On The Ridge: Rules, rules, rules

Published: 10/27/2021 6:36:13 PM

Anyone who knows me (except for perhaps my dear mother who, for some reason, always seemed to refer to me as “incorrigible”) knows that I am a guy who tries to stay within the rules when it comes to hunting. Now, that doesn’t mean I haven’t stumbled once or twice in over 50 years of doing this, because I have. But I feel very safe in saying that I am not a person who knowingly attempts to find ways to break the rules.

Fair chase is very important to me in all aspects of hunting, and I have followed this path for decades now with absolutely no complaints thus far. Nevertheless, there are times when you need to consider “breaking the rules,” especially when deer hunting, just to try to make something happen. But again, I’m not talking about breaking the law, or violating game laws that all of us who take the sport seriously should be well versed in. I’m talking about some of the cardinal rules of hunting which sometimes must be broken just to give yourself an opportunity for success.

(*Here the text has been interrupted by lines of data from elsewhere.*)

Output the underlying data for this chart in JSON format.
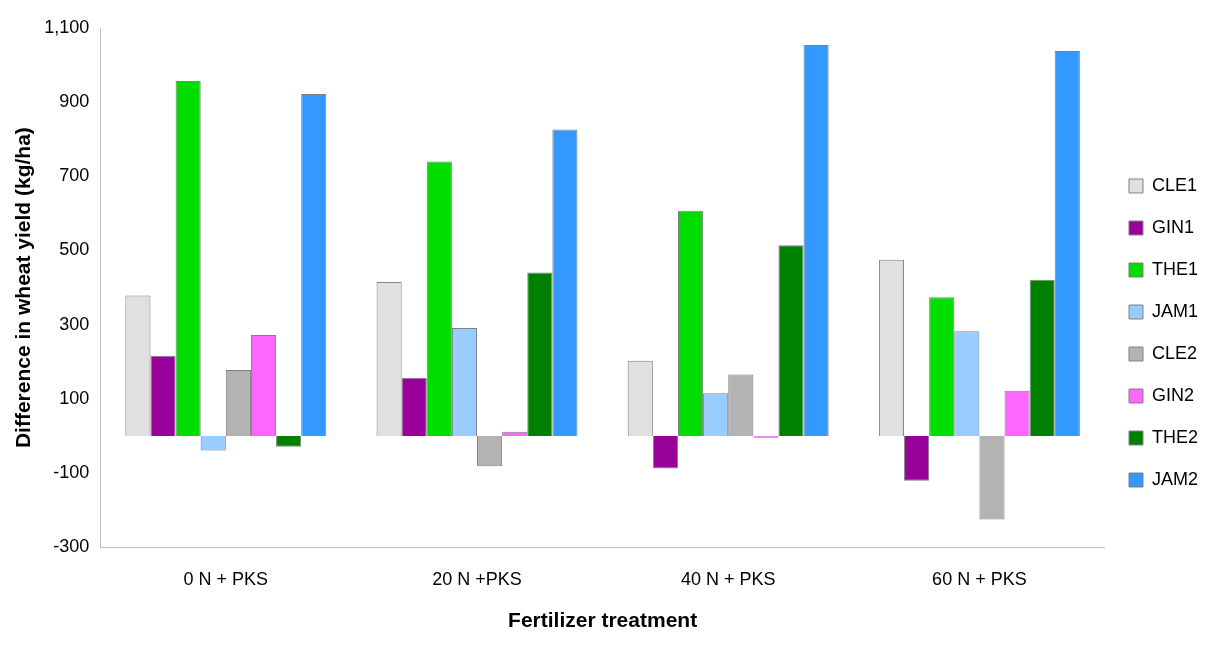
{
  "chart_data": {
    "type": "bar",
    "xlabel": "Fertilizer treatment",
    "ylabel": "Difference in wheat yield (kg/ha)",
    "categories": [
      "0 N + PKS",
      "20 N +PKS",
      "40 N + PKS",
      "60 N + PKS"
    ],
    "series": [
      {
        "name": "CLE1",
        "color": "#e0e0e0",
        "values": [
          379,
          415,
          203,
          475
        ]
      },
      {
        "name": "GIN1",
        "color": "#990099",
        "values": [
          216,
          157,
          -88,
          -121
        ]
      },
      {
        "name": "THE1",
        "color": "#00dd00",
        "values": [
          957,
          740,
          607,
          374
        ]
      },
      {
        "name": "JAM1",
        "color": "#99ccff",
        "values": [
          -39,
          291,
          115,
          282
        ]
      },
      {
        "name": "CLE2",
        "color": "#b3b3b3",
        "values": [
          178,
          -82,
          166,
          -225
        ]
      },
      {
        "name": "GIN2",
        "color": "#ff66ff",
        "values": [
          272,
          11,
          -5,
          122
        ]
      },
      {
        "name": "THE2",
        "color": "#008000",
        "values": [
          -29,
          441,
          514,
          421
        ]
      },
      {
        "name": "JAM2",
        "color": "#3399ff",
        "values": [
          922,
          826,
          1054,
          1038
        ]
      }
    ],
    "ylim": [
      -300,
      1100
    ],
    "yticks": [
      -300,
      -100,
      100,
      300,
      500,
      700,
      900,
      {
        "value": 1100,
        "label": "1,100"
      }
    ],
    "grid": false,
    "legend": "right"
  }
}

Bow season for deer in Massachusetts is really starting to heat up now with big bucks being taken all over the state. Thousands of hunters are in the woods, everywhere, waiting and hoping for their chance. And one of the cardinal rules when hunting whitetail deer, especially from an elevated stand, is to stay in the stand for as long as possible after moving there on a path that will minimize the chance of a deer sensing you. That’s a solid rule to follow. Had I not once broken that rule during a brutally cold morning in New York however — when I noticed a small group of deer slowly moving about 150 yards away — I would never have filled a tagged that morning. So as I sat in that tree stand quickly thinking through my options, I eventually decided to bail out and start moving parallel to where I thought the deer were heading while carefully keeping my distance. Once there, I buried myself into a huge maple tree, while hoping the deer hadn’t already passed by. Sure enough, about 20 minutes later, I spotted movement heading in my direction, and at about 25 yards, the largest of the three was so intent on what she was doing, that she, or any of them, never even noticed when the arrow released. So yes, conventional wisdom and rules do exist when you’re deer-hunting. But sometimes you must break from the rules in hopes of making something happen.

I’m not saying that you should suddenly forget about those rules when deer hunting. Just the opposite, as these methods are proven and work every year all throughout New England. But the key is to get into a comfortable pattern with your own ability to know when the time is right to follow the rules, or break them, even just a little bit. And remember, the more time you spend afield, and the more places you hunt, the more you will begin to recognize these special moments and opportunities as they present themselves. When they do, you’ll be able to easily make those split-second decisions… Should I stay or go? Be still or move? Go by the book, or take a chance? Break some rules or just plain go for it, and hope that everything will work out?

That’s when hunting smart, and being confident enough to trust your instincts really takes precedent over everything else. Like that bright, but snowy Thanksgiving morning, completely by luck, when I heard and then spotted two does running along a ridge below me about a hundred yards away. I was slowly moving toward a tree stand that morning, but quickly abandoned the idea when more commotion demanded my attention. I barely had enough time to move into an opening and step in front of a massive root ball that would break up my outline, before the rut-crazed 8-pointer’s head came barreling up and over the ridge directly into my view. He was hot on the trail of those does and they were on a path that would bring them straight by me at an unbelievable distance, but only if they kept on course and didn’t wind me. Again, as luck would have it, the two passed almost broadside at 11 steps away, with the buck moving steadily right behind them. And as I watched the colored fletching of my arrow speeding toward him, the buck had no idea what was happening or that I was even there.

Hunting in situations like these, where you’re suddenly forced to step outside the conventional wisdom of what you know, means staying alert, hunting smart, and not being afraid to trust your instincts when the time is right. And when the moment calls for it, breaking some rules and doing something unconventional, which means trying to make something happen, all without adversely affecting the areas that you’re hunting in. With bucks often riding the “oblivion express” during the rut, which has yet to arrive in Franklin County, these are the times when they become tone deaf to their surroundings. That makes the rut the best time to take gambles, and maybe break a few rules that won’t get you into trouble, but just may get you into some venison.

Joe Judd is a lifelong hunter and sportsman. He is an outdoor writer, seminar speaker, member of the New England Outdoor Writers Association, and a 2019 inductee into the N.E. Turkey Hunting Hall of Fame. Joe is also on the Quaker Boy Game Calls and Bass Pro Shops/Cabela’s Pro-Staff.